Figure 4: Visualization of the embeddings (projected into 2D by t-SNE) generated by the models trained on the Origin training set for the testing samples (5s segment; under the album split). Upper: the result of CRNN (i.e., the model shown in Figure 1 but without the melody branch); lower: the result of CRNNM (i.e., the model shown in Figure 1).

3.2 Visualization

After training, we can regard the output of the final fully-connected layer as an embedding of the input data. Visualizing the representations can give us some ideas of the behaviour and performance of our SID models. Therefore, we employ t-Distributed Stochastic Neighbor Embedding (t-SNE) 

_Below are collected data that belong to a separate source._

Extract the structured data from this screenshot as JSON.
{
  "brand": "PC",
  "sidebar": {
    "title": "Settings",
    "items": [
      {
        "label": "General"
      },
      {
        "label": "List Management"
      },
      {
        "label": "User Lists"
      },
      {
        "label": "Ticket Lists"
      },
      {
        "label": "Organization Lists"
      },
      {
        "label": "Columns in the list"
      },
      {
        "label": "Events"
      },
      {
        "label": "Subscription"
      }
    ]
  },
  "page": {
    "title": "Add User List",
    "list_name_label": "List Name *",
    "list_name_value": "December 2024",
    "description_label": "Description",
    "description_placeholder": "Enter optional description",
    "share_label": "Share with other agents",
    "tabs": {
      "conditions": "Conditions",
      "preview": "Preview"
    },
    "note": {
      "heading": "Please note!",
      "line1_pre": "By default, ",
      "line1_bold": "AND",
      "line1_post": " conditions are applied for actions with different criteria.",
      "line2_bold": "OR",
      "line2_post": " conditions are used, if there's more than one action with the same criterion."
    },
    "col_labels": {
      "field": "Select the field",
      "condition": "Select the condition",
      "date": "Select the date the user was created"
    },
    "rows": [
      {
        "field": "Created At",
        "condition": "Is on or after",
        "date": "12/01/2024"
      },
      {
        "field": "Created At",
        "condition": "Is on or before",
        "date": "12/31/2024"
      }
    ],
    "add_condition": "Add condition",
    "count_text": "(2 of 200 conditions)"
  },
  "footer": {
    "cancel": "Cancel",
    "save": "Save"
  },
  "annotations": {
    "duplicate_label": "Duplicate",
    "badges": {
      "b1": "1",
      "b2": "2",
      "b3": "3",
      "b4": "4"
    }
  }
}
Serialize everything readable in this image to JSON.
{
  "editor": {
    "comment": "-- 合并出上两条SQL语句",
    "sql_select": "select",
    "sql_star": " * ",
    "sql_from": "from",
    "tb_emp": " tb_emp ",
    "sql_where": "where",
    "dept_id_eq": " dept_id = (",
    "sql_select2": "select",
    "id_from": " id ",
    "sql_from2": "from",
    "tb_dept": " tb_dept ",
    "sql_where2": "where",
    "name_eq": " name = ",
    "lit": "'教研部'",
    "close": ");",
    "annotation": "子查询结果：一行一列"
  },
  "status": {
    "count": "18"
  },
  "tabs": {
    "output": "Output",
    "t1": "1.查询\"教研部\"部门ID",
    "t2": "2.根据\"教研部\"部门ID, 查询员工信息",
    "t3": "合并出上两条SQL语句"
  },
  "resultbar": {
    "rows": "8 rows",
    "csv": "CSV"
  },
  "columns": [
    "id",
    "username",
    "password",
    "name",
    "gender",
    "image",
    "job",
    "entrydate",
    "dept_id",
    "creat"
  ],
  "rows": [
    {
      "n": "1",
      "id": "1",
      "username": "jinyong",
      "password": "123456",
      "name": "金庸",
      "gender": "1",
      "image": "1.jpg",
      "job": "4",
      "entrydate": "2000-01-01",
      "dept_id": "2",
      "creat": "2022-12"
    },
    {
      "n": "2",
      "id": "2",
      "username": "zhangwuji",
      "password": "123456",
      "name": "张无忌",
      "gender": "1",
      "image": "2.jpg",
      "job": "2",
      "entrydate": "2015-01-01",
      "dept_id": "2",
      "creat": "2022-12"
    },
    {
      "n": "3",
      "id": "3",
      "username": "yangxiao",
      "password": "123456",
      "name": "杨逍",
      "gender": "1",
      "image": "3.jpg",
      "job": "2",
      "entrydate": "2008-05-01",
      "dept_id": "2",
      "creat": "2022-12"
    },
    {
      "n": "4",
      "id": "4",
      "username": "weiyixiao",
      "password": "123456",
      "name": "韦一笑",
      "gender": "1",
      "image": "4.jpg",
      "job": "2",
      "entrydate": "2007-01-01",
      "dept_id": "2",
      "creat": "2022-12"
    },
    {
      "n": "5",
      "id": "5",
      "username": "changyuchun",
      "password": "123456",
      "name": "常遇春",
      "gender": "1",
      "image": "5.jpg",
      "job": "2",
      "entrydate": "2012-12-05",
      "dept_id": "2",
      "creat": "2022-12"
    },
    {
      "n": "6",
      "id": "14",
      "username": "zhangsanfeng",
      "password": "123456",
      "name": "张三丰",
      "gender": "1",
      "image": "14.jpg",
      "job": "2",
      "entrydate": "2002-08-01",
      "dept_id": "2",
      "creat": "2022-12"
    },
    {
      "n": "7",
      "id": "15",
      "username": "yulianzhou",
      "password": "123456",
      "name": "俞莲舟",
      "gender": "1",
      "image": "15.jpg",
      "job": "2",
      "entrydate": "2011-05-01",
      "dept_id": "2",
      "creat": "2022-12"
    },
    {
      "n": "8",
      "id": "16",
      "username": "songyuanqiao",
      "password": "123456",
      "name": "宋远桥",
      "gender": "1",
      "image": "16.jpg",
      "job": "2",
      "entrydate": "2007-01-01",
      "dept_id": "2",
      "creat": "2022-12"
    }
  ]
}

to project the computed embedding vectors to a 2-D space for visualization, and to explore the structure of the predictions. For space limit, only the result of CRNN and CRNNM models trained on

Origin are presented. The audio samples of testing set are drew and colored according to the ground truth artist labels in Figure 4. It can be seen from the result of CRNNM that samples from different singers are fairly well-separated in the embedding space.222We note that similar visualization of the learned embedding space is also provided in [13]. Yet, they consider the song-split setting in their visualization, while we consider the more challenging yet realistic case of album-split. Therefore, although the embeddings shown in their work seem to be even more separated, we still consider the result here promising. The result of CRNN looks less separated, suggesting again that a model taking additional melody feature may do SID better.

4 Conclusions

The paper proposes a new SID model extending from CRNN and involving the use of melody information by leveraging CREPE [7]. Also, a data augmentation method called shuffle-and-remix is adopted to avoid the confounds from the accompaniments by using source separation [21]. Our evaluation shows that both melody information and data augmentation improve the result, especially the latter. Future work includes three directions. First, to use a vocal detector [18] as a pre-filter for SID. Second, to investigate replacing convolutions by GRUs for the melody branch since the melody contour is a time series. Lastly, to try other data augmentation methods such as pitch shifting, time stretching, or a shuffle-and-remix variant that considers the key and tempo while remixing.